This is Publius Licinius Crassus after the Battle of Vosges. Pastel. A4
I just finished reading Book I of The Commentaries of Gaius Julius Caesar Volume I De bello gallico (Gallic Wars). It begins famously with the line 'All Gaul is divided into three parts..." and includes the opinion that "Of all these (that is, the Gauls), the Belgae are the bravest", something you might already know if you've read the Asterix and Obelix comics - it's what sent Chief Vitalstatistix off the bend in 'Asterix and the Belgians'.
Anyway, Julius Caesar is a wonderful, engaging writer - he is observant and his descriptions, of war, people, places and so on, are interesting with a capital I. The Commentaries were meant to record and publicize his activities, and, of course, further his political ambitions; they worked very well in that regard and still do actually. I was rooting for him all the way - if there was a time machine, I'd go back and save him from the Ides of March tragedy - BUT I did experience a strong sympathy for Ariovistus too. Oh, to come convene as an equal and then get dosed with overweening Roman superiority!
Ariovistus was a German chieftain who had crossed the Rhine into Gaul at the head of his tribe, the Suebi, and an assorted other tribes; they came as mercenaries hired by the Arveni and the Sequani to fight against their enemies the Aedui. The Germans defeated the Aedui, took Aeduan hostages and extracted tribute from the tribe, and ended up settling on lands they seized from the Aedui and later from the Sequani. Ariovistus invited more of his kinsfolk to come settle on these newly accquired lands. An altruistic start to empire building from his view point. A true case of give a camel an inch, according to his erstwhile allies.

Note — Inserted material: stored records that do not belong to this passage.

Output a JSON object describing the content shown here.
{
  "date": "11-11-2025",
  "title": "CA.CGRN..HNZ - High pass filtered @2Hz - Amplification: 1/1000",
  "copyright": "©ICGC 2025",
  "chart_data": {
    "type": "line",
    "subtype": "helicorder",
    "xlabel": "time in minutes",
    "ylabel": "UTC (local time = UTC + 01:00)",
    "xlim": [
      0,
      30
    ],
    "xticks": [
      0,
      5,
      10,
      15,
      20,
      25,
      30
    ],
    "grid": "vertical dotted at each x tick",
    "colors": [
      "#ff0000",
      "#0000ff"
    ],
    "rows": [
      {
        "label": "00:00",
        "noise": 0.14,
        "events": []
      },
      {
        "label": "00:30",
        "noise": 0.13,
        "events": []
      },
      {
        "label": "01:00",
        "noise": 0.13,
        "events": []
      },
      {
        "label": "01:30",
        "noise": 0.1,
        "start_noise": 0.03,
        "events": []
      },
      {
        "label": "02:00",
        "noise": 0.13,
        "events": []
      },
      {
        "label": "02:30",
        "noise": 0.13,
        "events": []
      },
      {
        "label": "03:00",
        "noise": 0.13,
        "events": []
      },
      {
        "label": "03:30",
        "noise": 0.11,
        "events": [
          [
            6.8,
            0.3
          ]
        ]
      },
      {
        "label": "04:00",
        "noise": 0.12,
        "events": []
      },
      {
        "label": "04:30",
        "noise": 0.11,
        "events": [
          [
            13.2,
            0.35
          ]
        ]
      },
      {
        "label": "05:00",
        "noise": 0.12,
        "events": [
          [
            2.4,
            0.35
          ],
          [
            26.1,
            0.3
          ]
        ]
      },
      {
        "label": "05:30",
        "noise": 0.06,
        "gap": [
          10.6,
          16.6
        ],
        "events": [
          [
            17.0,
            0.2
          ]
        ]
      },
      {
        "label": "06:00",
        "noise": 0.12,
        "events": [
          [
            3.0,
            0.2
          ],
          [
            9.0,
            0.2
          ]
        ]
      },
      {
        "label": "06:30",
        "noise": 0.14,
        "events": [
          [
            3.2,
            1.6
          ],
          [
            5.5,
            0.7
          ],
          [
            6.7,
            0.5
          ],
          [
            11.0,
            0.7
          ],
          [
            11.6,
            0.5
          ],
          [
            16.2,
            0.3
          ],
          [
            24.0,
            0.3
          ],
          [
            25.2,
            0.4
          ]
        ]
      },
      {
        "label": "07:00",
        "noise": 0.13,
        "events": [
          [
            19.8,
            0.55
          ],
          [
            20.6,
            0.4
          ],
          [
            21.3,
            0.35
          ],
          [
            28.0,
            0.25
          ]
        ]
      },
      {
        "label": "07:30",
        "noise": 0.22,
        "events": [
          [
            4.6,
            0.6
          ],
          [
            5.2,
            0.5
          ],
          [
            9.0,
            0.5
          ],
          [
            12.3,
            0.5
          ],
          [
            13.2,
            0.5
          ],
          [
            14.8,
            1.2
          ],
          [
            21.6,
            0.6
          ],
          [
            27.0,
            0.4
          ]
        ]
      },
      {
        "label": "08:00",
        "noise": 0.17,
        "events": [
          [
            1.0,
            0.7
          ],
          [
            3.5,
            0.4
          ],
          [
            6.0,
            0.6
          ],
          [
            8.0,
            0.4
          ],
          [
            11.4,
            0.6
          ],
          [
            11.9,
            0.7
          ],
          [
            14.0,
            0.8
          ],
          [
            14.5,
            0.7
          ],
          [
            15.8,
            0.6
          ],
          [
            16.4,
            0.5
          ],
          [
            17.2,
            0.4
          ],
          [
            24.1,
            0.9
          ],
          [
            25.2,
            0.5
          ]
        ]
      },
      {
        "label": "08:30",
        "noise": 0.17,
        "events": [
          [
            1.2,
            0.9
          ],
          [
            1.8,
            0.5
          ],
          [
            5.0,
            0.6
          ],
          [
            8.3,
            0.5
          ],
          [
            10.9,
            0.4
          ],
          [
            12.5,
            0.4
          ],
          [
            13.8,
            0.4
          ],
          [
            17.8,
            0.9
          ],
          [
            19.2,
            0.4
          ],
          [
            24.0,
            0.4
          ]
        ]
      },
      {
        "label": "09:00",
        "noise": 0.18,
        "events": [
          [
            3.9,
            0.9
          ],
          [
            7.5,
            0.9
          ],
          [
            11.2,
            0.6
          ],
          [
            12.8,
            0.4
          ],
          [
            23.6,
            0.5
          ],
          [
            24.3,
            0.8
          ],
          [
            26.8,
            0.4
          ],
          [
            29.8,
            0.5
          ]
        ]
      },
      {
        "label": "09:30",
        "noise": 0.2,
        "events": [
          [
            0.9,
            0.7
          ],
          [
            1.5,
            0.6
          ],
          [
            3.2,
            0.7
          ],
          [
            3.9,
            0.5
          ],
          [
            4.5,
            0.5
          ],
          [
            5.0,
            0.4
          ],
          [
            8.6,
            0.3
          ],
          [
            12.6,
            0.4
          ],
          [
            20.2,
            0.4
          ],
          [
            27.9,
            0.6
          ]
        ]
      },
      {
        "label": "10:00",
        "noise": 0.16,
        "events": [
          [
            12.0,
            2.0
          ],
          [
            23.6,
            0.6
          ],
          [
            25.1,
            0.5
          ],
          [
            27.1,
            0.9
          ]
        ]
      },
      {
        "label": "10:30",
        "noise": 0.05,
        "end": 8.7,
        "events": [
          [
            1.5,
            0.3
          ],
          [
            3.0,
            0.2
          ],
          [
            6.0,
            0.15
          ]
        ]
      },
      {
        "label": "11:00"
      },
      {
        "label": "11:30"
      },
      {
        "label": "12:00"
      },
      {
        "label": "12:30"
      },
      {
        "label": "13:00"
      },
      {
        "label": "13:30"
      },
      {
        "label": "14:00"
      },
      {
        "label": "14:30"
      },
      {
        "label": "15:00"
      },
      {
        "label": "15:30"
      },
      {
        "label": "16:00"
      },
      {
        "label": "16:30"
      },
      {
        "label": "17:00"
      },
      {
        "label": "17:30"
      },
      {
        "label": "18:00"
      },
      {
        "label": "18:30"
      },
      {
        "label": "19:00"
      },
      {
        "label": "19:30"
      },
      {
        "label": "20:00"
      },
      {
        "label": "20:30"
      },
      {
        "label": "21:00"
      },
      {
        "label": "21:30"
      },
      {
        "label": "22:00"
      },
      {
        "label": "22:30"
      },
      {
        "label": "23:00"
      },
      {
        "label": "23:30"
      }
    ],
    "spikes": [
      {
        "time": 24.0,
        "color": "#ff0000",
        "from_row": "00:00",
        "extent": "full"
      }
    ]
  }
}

The Aedui and the Sequani complained to Julius Caesar - in a nice explanatory way - the terrors Ariovistus was inflicting on them was the reason they hadn't been able to assist Caesar adequately in his campaign against the troublesome Helvetii. Caesar pondered over the matter and decided that the rising power of the Suebi wasn't likely to bode well for the Roman people. So he met with Ariovistus and told him to ease up on "the Aedui and the other friends of the Roman people".
To this Ariovistus replied, that "the right of war was, that they who had conquered should govern those whom they had conquered, in what manner they pleased; that in that way the Roman people were wont to govern the nations which they had conquered, not according to the dictation of any other, but according to their own discretion. If he for his part did not dictate to the Roman people as to the manner in which they were to exercise their right, he ought not to be obstructed by the Roman people in his right; that the Aedui, inasmuch as they had tried the fortune of war and had engaged in arms and been conquered, had become tributaries to him; that Caesar was doing a great injustice, in that by his arrival he was making his revenues less valuable to him; that he should not restore their hostages to the Aedui, but should not make war wrongfully either upon them or their allies, if they abided by that which had been agreed on, and paid their tribute annually: if they did not continue to do that, the Roman people's name of 'brothers' would avail them naught. As to Caesar's threatening him, that he would not overlook the wrongs of the Aedui, [he said] that no one had ever entered into a contest with him [Ariovistus] without utter ruin to himself. That Caesar might enter the lists when he chose; he would feel what the invincible Germans, well-trained [as they were] beyond all others to arms, who for fourteen years had not been beneath a roof, could achieve by their valor."
This is where I cheered for Ariovistus.
The final battle went against him though. The chap in my illustration, Publius Licinius Crassus, a young lieutenant, led a cavalry charge on his own initiative at a crucial moment in the battle, and the Germans lost heart. They fled towards the Rhine and a good many, including Ariovistus' two wives and two children, were hacked down by the pursuing Roman army. Two Roman envoys that Ariovistus had imprisoned earlier were rescued unharmed, much to Caesar's delight. Ariovistus himself escaped across the river with a portion of the Suebi army, and they were then attacked by other German tribes that had previously assisted them; this was to curry favor with the victorious Romans, of course, and avoid retribution from them. The Suebi fled to the Black Forest to lick their wounds. Caesar doesn't mention what happened to Ariovistus, though he most certainly must have lost his leadership position for having fled the battlefield.